Организовав этот спектакль, Мао нашел способ подвергнуть всех молодых добровольцев Яньаня той или иной форме заключения для «проверки», начавшейся в апреле 1943 года. Тысячи людей были арестованы и брошены в тюремные пещеры, выдолбленные в лёссовых холмах. Только в одной тюрьме, расположенной в овраге под Узаоюанью, где находилась китайская служба госбезопасности и жил сам Мао, были выкопаны камеры для трех с лишним тысяч заключенных. Остальные содержались в собственных учреждениях, фактически превращенных в действующие тюрьмы, закрытых и патрулируемых охранниками. Мао приказал, чтобы каждая организация «выставила часовых и ввела комендантский час. Запрещались посещения, а также вход и выход». Функции тюремщиков и следователей выполняли те, на кого не падало подозрений. В основном это были люди, прибывшие из районов, свободных от националистов, которые составляли меньшинство от общей численности — обычно не более 10–20 процентов.
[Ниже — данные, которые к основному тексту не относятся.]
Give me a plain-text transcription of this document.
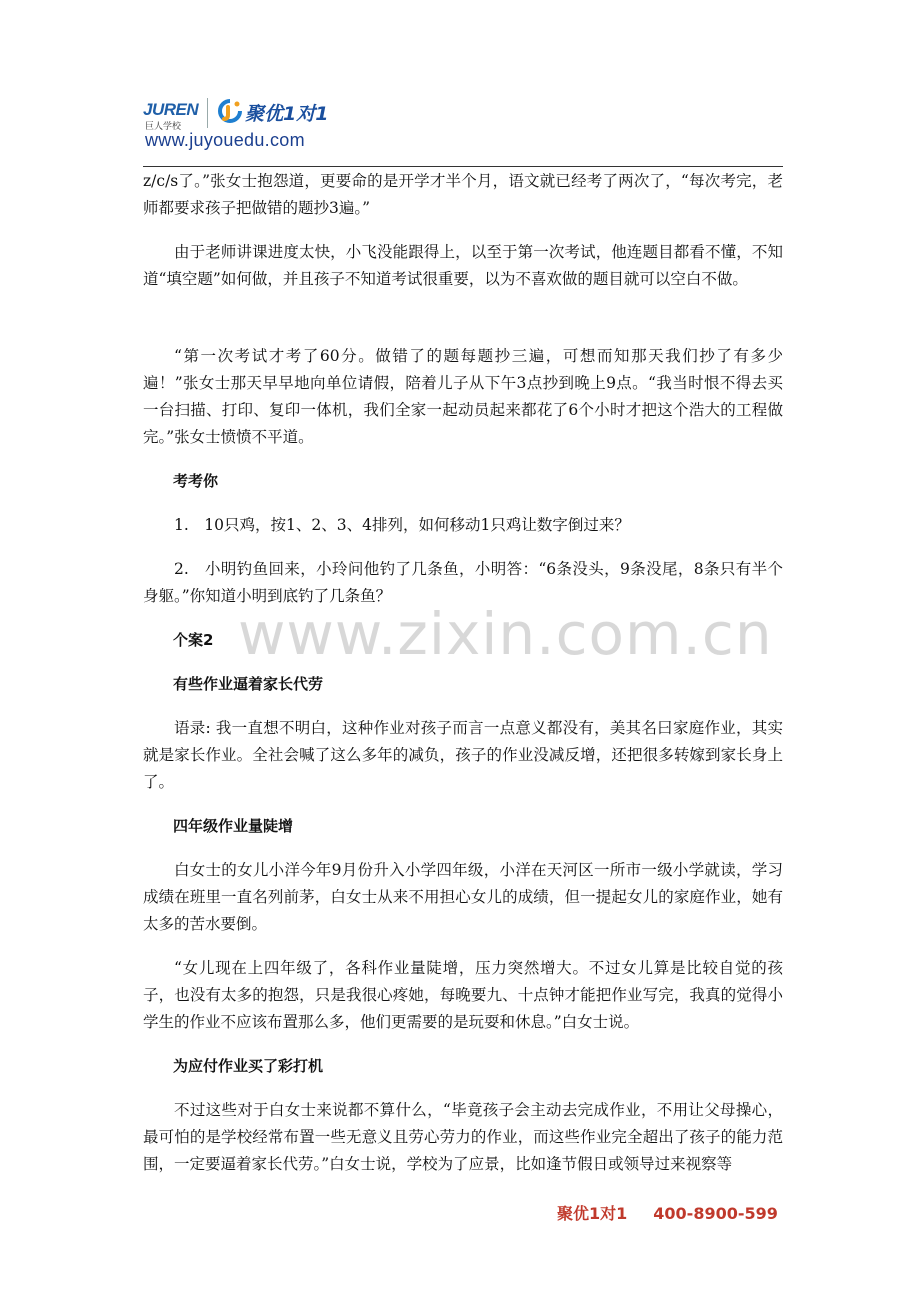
JUREN
巨人学校
聚优1对1
www.juyouedu.com
z/c/s了。”张女士抱怨道，更要命的是开学才半个月，语文就已经考了两次了，“每次考完，老师都要求孩子把做错的题抄3遍。”
由于老师讲课进度太快，小飞没能跟得上，以至于第一次考试，他连题目都看不懂，不知道“填空题”如何做，并且孩子不知道考试很重要，以为不喜欢做的题目就可以空白不做。
“第一次考试才考了60分。做错了的题每题抄三遍，可想而知那天我们抄了有多少遍！”张女士那天早早地向单位请假，陪着儿子从下午3点抄到晚上9点。“我当时恨不得去买一台扫描、打印、复印一体机，我们全家一起动员起来都花了6个小时才把这个浩大的工程做完。”张女士愤愤不平道。
考考你
1.　10只鸡，按1、2、3、4排列，如何移动1只鸡让数字倒过来？
2.　小明钓鱼回来，小玲问他钓了几条鱼，小明答：“6条没头，9条没尾，8条只有半个身躯。”你知道小明到底钓了几条鱼？
个案2
有些作业逼着家长代劳
语录: 我一直想不明白，这种作业对孩子而言一点意义都没有，美其名曰家庭作业，其实就是家长作业。全社会喊了这么多年的减负，孩子的作业没减反增，还把很多转嫁到家长身上了。
四年级作业量陡增
白女士的女儿小洋今年9月份升入小学四年级，小洋在天河区一所市一级小学就读，学习成绩在班里一直名列前茅，白女士从来不用担心女儿的成绩，但一提起女儿的家庭作业，她有太多的苦水要倒。
“女儿现在上四年级了，各科作业量陡增，压力突然增大。不过女儿算是比较自觉的孩子，也没有太多的抱怨，只是我很心疼她，每晚要九、十点钟才能把作业写完，我真的觉得小学生的作业不应该布置那么多，他们更需要的是玩耍和休息。”白女士说。
为应付作业买了彩打机
不过这些对于白女士来说都不算什么，“毕竟孩子会主动去完成作业，不用让父母操心，最可怕的是学校经常布置一些无意义且劳心劳力的作业，而这些作业完全超出了孩子的能力范围，一定要逼着家长代劳。”白女士说，学校为了应景，比如逢节假日或领导过来视察等
www.zixin.com.cn
聚优1对1 400-8900-599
Превращение обычных организаций в действующие тюрьмы было важной инновацией Мао, которой он широко пользовался на протяжении всего своего правления. В этом направлении он продвинулся намного дальше Гитлера и Сталина: он превращал коллег подозреваемых в их тюремщиков, при этом бывшие коллеги — и узники и тюремщики — жили в одном месте. (В коммунистическом Китае люди жили часто там же, где находились их рабочие места.) Таким образом, Мао не только вбил мощный клин между людьми, работающими и живущими бок о бок, он и значительно увеличил число людей, непосредственно включенных в репрессивный аппарат. Тем самым он существенно расширил размах репрессий по сравнению со Сталиным и Гитлером, которые использовали тайную элиту (НКВД, гестапо), державшую свои жертвы в отдельных камерах.
В заключении молодых добровольцев подвергали чудовищному давлению, добиваясь признания в шпионаже или выдачи других — причем целью акции было вовсе не выявление шпионов, а насаждение террора. Настоящая охота за шпионами всегда велась тайно, с привлечением сил безопасности и использованием традиционных методов. О настоящих подозреваемых успевали, по выражению помощника Мао по безопасности Ши Чжэ, «позаботиться без шума», что обычно означало быструю, тайную и бесшумную казнь [72] .
72
Казни иногда служили и для других целей. Ши Чжэ рассказывал о посещении госпиталя, где ему показали большой бассейн, «внутри которого находился труп мужчины в возрасте около тридцати лет, погруженный в раствор формальдегида». Госпитальный персонал объяснил, что им был необходим труп для препарирования и Кан Шэн дал им право «убить трех контрреволюционеров для медицинских целей».